NC State University’s main campus in Raleigh, N.C. was built on farmland given to the state by Richard Stanhope Pullen; every spring, students gather to celebrate those agricultural roots through Farm Feast, an outdoor celebration with food and music. Design major Christin King remembers her first Farm Feast vividly: “I’m sitting on a hay bale eating this farm food with my friends, people are dancing, it’s a great time. I literally thought to myself, ‘This is what college is all about,’” King says.

King found her way to the university dining website and shared her thoughts. “We were so touched by her post,” says Jennifer Gilmore, director of marketing and communication for Campus Enterprises. King eventually took a job with the graphic design team, where she works on print and digital materials.

Outside her work in the digital realm, King also loves calligraphy and hand lettering, and put her talents to good use to make chalkboard signs for the All Carolinas Meal, an annual school year kickoff event featuring local foods. “They loved [the chalkboards] so much that I still do them three years later,” King says.

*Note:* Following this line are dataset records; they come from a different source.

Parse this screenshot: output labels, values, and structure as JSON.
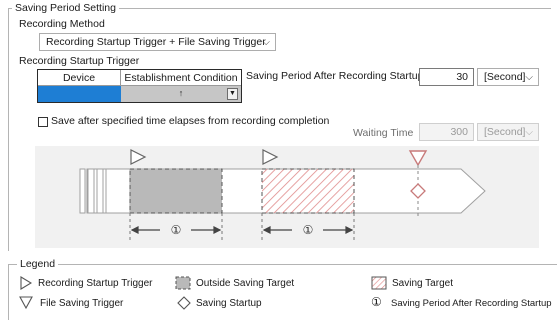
{
  "saving_period_setting": {
    "title": "Saving Period Setting",
    "recording_method_label": "Recording Method",
    "recording_method_value": "Recording Startup Trigger + File Saving Trigger",
    "recording_startup_trigger_label": "Recording Startup Trigger",
    "trigger_table": {
      "col_device": "Device",
      "col_condition": "Establishment Condition",
      "condition_value": "↑"
    },
    "saving_period_after_label": "Saving Period After Recording Startup",
    "saving_period_after_value": "30",
    "saving_period_after_unit": "[Second]",
    "save_after_label": "Save after specified time elapses from recording completion",
    "save_after_checked": false,
    "waiting_time_label": "Waiting Time",
    "waiting_time_value": "300",
    "waiting_time_unit": "[Second]",
    "diagram_period_marks": [
      "①",
      "①"
    ]
  },
  "legend": {
    "title": "Legend",
    "items": [
      {
        "icon": "outline-triangle-right-icon",
        "label": "Recording Startup Trigger"
      },
      {
        "icon": "outside-saving-target-swatch-icon",
        "label": "Outside Saving Target"
      },
      {
        "icon": "saving-target-swatch-icon",
        "label": "Saving Target"
      },
      {
        "icon": "outline-triangle-down-icon",
        "label": "File Saving Trigger"
      },
      {
        "icon": "diamond-icon",
        "label": "Saving Startup"
      },
      {
        "icon": "circled-one-icon",
        "symbol": "①",
        "label": "Saving Period After Recording Startup"
      }
    ]
  },
  "colors": {
    "selection_blue": "#1e7ed4",
    "saving_target_hatch": "#e08a8a",
    "outside_target_grey": "#b9b9b9",
    "file_trigger_marker": "#c87a7a"
  }
}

King plans to graduate in 2018 and hopes to continue working on campus if the opportunity presents itself. “They don’t want me to leave,” she says. “And fortunately for them, I’ve been taking the leisurely route through college.”

An unlikely start

For Brittany Parham, nutritional coordinator for Eagle Dining Services at Georgia Southern University, a traumatic experience brought her into closer contact with foodservice on campus.

“I had gone to work out and stopped at one of our [dining] locations on campus and grabbed a salad. I went home to get ready for class, and I started to go into anaphylactic shock,” Parham says. Little did she know, she had a tree nut allergy, and reacted to the pine nuts in her salad.

Then an employee at the campus Starbucks, Parham told Executive Director Jeff Yawn about the experience when he stopped for coffee the next day. Her experience opened Yawn’s eyes to the opportunity to better serve students with allergies and dietary restrictions. Parham graduated with a degree in nutrition and food science in 2010, and Yawn hired her for the new role of nutritional coordinator in 2012.

In the past four years, Parham has been key in building Eagle Dining’s “No Whey” allergen program, and works one-on-one with students who have dietary restrictions. “I can ... get [the students] comfortable asking the right questions,” she says.